Re: upstream changing from GPL-2+ to GPL-3+ without copyright holders permission
* Ian Jackson:
>> In general, I agree. But there might be cases that are less
>> clear-cut. For example, if the upgrade from GPLv2+ to GPLv3+ is used
>> to gain permission to combine the work with an AGPL work, especially
>> if this is done in an "open core" context.
> Florian, are you still answering the legal question ? Because I don't
> see how these kind of considerations (eg, the reaason for the licence
> upgrader's choice, or the business model of the original authors)
I meant that someone might tru to turn the GPLv3 deriviate into some
“open core”-like thing.
> could make much of a legal difference. So I think if you intended to
> answer the legal question then I completely disagree with you.
My point is that authors may have chosen GPLv2+ licensing explictly
because of its strong copyleft, and the project documentation reflects
that. Arguably, the FSF has weakened copyleft protection in some
areas with the GPLv3, and it is absolutely not clear what the
resulting license conditions are if the author said both “GPLv2+” and
“strong copyleft” before the publication of the GPLv3.

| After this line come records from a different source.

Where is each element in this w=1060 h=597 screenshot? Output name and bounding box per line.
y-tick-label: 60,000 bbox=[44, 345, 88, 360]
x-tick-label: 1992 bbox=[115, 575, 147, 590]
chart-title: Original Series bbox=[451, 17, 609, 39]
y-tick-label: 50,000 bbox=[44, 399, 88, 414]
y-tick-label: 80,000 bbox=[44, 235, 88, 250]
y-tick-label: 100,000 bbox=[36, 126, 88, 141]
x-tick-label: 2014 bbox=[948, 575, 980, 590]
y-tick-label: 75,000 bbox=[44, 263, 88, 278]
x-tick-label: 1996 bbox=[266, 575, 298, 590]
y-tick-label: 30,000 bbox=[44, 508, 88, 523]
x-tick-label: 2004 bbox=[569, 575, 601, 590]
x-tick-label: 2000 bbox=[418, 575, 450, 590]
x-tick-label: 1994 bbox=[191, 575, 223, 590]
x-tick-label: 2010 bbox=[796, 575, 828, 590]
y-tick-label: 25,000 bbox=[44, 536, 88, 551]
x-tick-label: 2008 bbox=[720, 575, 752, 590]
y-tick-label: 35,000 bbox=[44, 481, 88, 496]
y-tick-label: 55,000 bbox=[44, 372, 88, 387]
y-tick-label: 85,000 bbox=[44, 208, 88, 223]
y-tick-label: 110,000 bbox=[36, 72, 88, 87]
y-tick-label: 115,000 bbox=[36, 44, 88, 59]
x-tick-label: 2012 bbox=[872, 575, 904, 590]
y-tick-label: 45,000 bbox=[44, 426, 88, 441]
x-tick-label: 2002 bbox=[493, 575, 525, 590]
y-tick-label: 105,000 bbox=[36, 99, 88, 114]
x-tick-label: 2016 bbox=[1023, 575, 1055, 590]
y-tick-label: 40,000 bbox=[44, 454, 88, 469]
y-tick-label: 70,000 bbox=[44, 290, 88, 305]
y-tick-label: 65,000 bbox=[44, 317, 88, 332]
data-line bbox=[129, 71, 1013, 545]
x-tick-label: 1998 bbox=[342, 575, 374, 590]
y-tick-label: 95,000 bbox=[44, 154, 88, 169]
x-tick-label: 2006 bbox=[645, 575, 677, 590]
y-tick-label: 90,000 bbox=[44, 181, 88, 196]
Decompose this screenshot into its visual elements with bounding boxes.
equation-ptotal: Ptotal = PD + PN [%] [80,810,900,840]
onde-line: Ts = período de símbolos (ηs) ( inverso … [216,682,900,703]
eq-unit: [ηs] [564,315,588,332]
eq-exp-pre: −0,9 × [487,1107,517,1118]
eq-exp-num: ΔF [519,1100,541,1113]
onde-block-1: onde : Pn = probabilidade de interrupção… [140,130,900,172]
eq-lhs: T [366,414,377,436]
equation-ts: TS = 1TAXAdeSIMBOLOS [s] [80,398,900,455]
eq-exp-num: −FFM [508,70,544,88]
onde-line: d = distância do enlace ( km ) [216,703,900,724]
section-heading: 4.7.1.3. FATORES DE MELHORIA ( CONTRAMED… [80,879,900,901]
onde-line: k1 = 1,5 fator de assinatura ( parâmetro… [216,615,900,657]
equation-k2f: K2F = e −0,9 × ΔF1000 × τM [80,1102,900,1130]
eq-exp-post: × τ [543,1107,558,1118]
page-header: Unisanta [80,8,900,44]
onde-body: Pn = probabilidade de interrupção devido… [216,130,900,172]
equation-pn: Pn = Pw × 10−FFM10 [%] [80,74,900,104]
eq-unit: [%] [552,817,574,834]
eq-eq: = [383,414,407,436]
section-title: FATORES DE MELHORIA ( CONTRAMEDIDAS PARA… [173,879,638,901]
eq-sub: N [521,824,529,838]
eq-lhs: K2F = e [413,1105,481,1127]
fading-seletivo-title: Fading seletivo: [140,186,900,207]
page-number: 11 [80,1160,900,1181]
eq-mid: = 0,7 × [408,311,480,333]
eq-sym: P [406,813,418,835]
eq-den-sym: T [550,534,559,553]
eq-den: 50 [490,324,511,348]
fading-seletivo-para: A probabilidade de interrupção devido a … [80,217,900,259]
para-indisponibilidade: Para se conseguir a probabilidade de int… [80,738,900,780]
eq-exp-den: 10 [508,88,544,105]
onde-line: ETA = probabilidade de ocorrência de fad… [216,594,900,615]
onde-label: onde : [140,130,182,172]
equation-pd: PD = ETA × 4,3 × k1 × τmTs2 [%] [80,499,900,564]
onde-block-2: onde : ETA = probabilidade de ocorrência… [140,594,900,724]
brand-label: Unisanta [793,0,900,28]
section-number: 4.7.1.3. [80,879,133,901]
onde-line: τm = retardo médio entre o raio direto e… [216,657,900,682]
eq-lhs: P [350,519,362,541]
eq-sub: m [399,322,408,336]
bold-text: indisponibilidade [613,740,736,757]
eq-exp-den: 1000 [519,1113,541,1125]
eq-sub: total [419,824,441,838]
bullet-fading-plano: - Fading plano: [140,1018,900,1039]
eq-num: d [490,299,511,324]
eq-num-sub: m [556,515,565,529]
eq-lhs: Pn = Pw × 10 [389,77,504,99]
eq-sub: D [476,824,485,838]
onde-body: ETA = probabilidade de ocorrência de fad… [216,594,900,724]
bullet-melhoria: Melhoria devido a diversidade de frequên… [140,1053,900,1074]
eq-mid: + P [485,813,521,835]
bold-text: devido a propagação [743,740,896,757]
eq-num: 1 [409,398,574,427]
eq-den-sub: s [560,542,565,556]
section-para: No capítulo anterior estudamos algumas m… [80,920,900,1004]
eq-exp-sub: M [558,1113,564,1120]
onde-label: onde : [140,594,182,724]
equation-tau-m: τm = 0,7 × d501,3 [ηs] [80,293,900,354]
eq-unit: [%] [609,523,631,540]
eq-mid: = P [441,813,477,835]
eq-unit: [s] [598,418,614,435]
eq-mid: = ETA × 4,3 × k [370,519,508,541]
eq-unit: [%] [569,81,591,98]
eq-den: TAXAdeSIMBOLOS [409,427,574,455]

> I think taking proprietarised GPL service code, and making significant
> enhancements under an AGPLv3+ licence, is a Good Thing. Even if it
> upsets the original authors or the proprietary service operators.
You can also do the reverse: take free GPLv2+ code, make the
conglomerate effectively AGPLv3+, without a built-in source
redistribution facility, and then sell AGPLv3+ exemptions for
organizations who cannot comply with the AGPLv3+ requirements due to
the lack of built-in source code redistribution capabilities and a
requirement to configure the program through source code changes.